第十一話「新手」 2
「な……何を……」
焦りながら雨音は言う。
すると、由利の口からはこんな言葉が……。
「あたしらさぁ、実は都子達と仲いいんだよね」
「!!」
「都子達と仲がいい」、そんな言葉を聞いた雨音はますます怖くなってきた。
次に、実依がこう言う。
「それに、私はあんたが倉本さんを石段から落ちた所を聞いた。ちなみにこの情報はもうすっかり有名よ。男子部のほう――高等部中が騒がしくなっちゃってるくらい」
くすくす……、と笑いながら実依。
カタカタと震えている雨音を見ている由利と実依はニィ……、と薄笑いしている。
「高等部中が騒がしくなってるくらい」という言葉を聞いた雨音はもう目に今にも零れそうな涙。
もう、雨音は大泣きしそうなくらい、辛くなっている状態。
すると由利が言った。
「あーそうそう。『学園中』、と言っても先生達は知らないし知らない生徒も居る。バレたら最低でも停学よね……?」
「ッ………!!」
「この事、黙ってほしかったら、あたしと実依、都子達の言う事なんでも聞くことね」
続けて実依が
「勿論、答えはいつでもいいわ。ただし、期限は明後日まで! 遅れたら放送で言いふらしてやるわ! そうすれば知らない生徒、先生達に分かるんだから!!」
その恐ろしい迫力に、雨音は思わずひっ……、と言ってしまう。
由利と実依はくすくす笑っている。
二人以外にも、階段の影に都子達が見ていてその三人もくすくす笑っていた。
放課後。
一人、雨音は夕暮れにあたりながらトボトボ寂しそうに歩いていた。
いつも隣に居た揺は居ない。雨音は孤独な気分になってしまう。
校門前で、別のクラスの生徒達が“何か”を持って雨音を待ち構えている。
だが雨音に反応はない。その生徒達に気付かずに雨音はそのまま校門へと歩いて行く。
「来たわよ……??」
「せぃの!!」
バシャッッ!!
「――…………」
泥水がかかってきた。かなり汚い泥水。しかも臭い。
女子達はその“泥水”が大量に入ったバケツを雨音にぶっ掛けた。
おかげで雨音はベトベトに汚れている。
制服も鞄も靴も髪の毛も。全部汚れた。
「やっだー。きったなーい」
「近寄らないで!! 臭い!!」
その暴言だけ言って、二人の女子は去っていった。
二人の女子は雨音と同じ、一年の生徒。だが何処のクラスかは分からない。
――雨音はそいつらに何も言い返せなかった。
言ったところで更に酷くなったいじめがまたひどくなってしまう。
これ以上は何も言えなかった。
「………どうしよう……。制服、汚れちゃったな……」
そうぼやいて雨音は走って帰って行った。
家。
「はぁ……。どうして私、言い返せないんだろう。しかも制服汚れちゃったし、明日も学校なのにな……。私服着ていったら怒られるし……」
と、言いながら雨音はとりあえず風呂へ行き、泥水等を落とした。
髪の毛にびっちしとついた、泥水は、固まってなかなか取れない。だが雨音はなんとか取る。

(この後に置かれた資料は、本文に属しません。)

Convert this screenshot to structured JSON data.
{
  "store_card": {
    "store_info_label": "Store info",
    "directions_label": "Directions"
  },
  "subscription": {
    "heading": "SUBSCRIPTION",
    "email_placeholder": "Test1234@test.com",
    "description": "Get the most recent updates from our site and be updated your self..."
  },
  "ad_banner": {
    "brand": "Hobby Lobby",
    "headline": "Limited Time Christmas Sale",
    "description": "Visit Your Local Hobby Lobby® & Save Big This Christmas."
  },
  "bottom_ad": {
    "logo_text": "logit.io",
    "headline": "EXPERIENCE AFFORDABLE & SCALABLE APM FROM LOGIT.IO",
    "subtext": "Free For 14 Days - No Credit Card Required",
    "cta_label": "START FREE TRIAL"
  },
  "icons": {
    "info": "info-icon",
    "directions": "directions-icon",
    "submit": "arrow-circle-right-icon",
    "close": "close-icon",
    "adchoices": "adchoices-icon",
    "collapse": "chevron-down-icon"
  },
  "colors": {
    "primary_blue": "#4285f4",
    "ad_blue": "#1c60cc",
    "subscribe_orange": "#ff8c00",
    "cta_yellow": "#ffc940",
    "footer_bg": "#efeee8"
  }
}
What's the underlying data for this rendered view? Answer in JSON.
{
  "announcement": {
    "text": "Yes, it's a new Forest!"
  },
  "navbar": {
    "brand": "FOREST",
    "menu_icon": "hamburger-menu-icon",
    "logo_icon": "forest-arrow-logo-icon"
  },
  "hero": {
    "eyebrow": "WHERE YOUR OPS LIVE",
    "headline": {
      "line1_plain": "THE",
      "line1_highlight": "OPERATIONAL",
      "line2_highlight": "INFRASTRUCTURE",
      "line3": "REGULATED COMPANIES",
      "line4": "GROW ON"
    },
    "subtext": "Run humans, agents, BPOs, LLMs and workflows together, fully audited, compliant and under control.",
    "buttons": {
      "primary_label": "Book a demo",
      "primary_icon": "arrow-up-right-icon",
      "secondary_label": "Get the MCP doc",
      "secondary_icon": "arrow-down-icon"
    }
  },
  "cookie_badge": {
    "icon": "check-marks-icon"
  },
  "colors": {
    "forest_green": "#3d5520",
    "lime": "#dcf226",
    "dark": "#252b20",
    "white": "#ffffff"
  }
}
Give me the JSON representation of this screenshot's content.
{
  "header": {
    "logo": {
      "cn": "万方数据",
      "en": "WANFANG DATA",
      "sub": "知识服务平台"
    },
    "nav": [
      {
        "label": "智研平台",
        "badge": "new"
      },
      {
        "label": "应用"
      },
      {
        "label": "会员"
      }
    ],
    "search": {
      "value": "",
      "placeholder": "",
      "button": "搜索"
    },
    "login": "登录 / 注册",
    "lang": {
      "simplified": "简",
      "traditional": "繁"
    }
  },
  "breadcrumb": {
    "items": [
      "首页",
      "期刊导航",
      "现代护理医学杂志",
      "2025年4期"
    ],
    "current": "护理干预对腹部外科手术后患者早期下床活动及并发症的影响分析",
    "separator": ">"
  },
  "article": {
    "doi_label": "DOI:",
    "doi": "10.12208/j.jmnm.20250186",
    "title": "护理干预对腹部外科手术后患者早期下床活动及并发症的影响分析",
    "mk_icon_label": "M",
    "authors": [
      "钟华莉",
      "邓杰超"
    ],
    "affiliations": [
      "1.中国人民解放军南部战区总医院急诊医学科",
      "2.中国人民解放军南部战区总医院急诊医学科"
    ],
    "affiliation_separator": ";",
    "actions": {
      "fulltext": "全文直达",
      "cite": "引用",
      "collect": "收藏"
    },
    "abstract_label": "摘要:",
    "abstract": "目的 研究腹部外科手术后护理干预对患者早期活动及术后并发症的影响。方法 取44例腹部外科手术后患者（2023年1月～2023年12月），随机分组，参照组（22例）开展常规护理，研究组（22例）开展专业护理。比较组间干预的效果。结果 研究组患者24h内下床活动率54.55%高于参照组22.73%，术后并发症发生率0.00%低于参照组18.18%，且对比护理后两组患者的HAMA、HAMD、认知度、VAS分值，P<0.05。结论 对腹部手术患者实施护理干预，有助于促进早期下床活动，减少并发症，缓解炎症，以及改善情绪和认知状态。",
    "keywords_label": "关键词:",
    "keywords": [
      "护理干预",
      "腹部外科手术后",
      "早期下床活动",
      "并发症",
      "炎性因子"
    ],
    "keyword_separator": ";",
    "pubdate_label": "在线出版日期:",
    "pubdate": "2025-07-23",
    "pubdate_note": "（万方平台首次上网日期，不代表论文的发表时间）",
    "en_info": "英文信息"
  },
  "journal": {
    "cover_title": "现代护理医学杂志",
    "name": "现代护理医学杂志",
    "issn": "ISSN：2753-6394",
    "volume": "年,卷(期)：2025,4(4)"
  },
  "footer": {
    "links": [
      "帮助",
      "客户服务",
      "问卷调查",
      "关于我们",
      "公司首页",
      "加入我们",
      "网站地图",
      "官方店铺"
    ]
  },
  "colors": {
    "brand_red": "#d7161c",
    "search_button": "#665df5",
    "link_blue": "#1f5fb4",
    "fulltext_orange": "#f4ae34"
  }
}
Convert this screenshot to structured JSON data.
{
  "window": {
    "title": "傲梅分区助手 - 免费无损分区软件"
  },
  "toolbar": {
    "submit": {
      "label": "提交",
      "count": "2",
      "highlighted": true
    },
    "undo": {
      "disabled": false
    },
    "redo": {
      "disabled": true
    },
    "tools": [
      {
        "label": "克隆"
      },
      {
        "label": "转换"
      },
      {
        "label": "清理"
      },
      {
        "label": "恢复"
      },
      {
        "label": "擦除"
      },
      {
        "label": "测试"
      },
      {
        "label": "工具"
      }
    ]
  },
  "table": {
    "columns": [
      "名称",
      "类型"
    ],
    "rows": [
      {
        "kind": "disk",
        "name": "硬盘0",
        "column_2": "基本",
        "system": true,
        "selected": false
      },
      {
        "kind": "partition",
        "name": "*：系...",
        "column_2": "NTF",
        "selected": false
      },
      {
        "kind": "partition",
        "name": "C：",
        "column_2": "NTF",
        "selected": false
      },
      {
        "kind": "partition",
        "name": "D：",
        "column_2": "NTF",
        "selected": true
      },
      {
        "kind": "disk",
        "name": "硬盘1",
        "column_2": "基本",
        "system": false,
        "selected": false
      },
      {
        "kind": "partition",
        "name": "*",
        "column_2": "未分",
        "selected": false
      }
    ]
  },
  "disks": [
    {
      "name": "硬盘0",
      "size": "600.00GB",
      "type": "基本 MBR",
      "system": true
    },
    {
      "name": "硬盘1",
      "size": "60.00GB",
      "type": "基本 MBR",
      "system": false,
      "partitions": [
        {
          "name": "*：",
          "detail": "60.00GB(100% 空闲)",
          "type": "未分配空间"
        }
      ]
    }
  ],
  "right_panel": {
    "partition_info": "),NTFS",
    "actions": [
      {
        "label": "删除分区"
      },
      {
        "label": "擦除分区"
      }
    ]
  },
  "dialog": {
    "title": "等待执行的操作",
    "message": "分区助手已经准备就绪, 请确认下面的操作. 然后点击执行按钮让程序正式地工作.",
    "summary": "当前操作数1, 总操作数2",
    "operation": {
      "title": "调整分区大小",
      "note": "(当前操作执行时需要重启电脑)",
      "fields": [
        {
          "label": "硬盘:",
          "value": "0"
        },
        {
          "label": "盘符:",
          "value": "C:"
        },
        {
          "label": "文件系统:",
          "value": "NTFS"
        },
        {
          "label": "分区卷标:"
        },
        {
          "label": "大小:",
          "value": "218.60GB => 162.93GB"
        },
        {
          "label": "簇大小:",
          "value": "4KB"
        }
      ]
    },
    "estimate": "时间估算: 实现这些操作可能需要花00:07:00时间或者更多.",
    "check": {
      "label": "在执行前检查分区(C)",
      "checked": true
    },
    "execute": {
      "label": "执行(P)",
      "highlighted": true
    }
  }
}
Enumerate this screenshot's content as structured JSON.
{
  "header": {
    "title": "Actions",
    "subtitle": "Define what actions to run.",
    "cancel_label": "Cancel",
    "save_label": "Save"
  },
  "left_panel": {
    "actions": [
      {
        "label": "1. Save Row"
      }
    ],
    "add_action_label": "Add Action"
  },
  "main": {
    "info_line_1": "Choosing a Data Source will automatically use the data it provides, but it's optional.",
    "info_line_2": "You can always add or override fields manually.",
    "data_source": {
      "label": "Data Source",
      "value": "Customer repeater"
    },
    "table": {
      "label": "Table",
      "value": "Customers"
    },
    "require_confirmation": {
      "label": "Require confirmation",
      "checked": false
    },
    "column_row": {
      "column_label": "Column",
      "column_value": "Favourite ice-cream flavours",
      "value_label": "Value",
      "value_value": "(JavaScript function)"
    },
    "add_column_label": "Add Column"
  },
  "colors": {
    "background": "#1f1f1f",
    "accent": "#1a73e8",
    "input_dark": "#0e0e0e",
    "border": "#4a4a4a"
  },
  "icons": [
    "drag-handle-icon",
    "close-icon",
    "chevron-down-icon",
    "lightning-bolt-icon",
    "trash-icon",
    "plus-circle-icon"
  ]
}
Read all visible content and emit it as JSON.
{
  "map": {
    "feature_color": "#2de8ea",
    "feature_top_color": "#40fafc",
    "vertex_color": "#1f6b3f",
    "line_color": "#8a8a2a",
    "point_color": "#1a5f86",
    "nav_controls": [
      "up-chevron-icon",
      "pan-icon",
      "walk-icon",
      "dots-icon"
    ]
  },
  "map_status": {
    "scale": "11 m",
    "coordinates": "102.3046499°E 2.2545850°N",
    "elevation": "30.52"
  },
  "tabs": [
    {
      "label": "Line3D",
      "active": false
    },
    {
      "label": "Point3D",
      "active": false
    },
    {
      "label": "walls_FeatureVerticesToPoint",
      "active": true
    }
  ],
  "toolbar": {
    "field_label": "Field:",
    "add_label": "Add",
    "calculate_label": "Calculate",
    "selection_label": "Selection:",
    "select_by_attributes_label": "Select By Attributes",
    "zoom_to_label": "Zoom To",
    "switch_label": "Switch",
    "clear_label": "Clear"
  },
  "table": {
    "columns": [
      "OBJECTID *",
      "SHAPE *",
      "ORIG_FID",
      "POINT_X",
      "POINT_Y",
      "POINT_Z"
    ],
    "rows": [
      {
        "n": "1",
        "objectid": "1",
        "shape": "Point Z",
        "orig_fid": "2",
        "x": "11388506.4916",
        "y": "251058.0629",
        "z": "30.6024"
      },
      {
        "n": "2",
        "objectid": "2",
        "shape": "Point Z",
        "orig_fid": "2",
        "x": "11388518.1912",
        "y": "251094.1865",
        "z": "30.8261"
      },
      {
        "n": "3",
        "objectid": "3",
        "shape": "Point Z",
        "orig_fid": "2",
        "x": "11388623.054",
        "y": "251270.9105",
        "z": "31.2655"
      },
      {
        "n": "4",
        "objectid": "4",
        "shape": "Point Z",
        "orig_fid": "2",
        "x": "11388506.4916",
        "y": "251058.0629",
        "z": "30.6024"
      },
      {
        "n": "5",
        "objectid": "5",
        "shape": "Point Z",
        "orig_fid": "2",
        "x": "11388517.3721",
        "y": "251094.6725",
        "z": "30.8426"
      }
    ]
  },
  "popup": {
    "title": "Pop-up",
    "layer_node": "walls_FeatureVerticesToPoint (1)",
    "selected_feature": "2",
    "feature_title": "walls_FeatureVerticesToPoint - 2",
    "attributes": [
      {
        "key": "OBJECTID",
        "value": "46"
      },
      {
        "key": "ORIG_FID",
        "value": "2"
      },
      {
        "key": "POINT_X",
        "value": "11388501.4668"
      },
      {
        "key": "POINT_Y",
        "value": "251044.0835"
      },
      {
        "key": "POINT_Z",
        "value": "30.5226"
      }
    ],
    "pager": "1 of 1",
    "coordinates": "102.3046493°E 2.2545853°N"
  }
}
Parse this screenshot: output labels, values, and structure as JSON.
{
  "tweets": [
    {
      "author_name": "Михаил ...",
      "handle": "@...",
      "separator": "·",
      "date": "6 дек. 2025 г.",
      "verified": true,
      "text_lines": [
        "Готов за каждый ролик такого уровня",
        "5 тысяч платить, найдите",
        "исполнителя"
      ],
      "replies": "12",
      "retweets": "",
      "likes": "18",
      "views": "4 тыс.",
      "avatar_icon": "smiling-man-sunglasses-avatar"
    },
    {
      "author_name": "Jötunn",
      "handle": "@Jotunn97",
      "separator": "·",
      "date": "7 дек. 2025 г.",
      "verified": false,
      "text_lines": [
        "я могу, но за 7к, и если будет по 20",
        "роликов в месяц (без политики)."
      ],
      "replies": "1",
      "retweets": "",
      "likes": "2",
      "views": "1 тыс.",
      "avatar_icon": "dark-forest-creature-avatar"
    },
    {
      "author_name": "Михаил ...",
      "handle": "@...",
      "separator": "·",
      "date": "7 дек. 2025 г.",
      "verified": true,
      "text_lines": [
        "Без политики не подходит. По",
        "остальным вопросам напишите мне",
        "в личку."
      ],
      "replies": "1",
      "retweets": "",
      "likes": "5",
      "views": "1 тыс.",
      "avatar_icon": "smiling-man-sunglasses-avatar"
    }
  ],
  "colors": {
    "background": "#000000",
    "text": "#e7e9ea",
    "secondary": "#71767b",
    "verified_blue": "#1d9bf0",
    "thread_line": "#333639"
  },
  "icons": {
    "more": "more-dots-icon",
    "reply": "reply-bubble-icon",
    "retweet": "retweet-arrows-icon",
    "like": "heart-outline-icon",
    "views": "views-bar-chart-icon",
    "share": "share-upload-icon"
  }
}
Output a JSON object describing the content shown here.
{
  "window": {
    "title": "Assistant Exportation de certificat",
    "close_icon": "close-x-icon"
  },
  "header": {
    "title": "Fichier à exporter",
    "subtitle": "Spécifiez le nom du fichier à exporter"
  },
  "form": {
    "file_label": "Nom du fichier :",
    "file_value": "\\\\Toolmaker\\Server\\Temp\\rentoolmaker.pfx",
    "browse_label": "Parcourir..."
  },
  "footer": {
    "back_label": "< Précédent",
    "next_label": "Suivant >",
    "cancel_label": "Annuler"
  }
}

何故なら虹ノ空色学園は服装等ちゃんと整ってなければ怒られてしまう。
「どうしよう……。明後日までに鈴城さん達に返事出さないと………」
悲しそうに雨音は呟いた。
でも相談する相手は居ない。
揺が居たとしても、一度怪我させてしまった自分の相談にのってくれるのだろうか――。
雨音は色んな事を考え続けた。
「さてと……、制服洗わなくちゃ……」
ぼやきながら雨音は風呂から揚り、着替えて制服を洗おうとした。
すると……。
プルルルルル………。
電話の音がした。
雨音は慌てて電話に出た。
「もしもし……」
「………」
相手は返事をしない。
何度も雨音は「もしもし」というがやはり返事はない。
そして十五回目……。
「もしもし!!!」
大声で言った。
ツーッツーッツー………。
その電話は無言電話だった。雨音はシーンとなってしまう。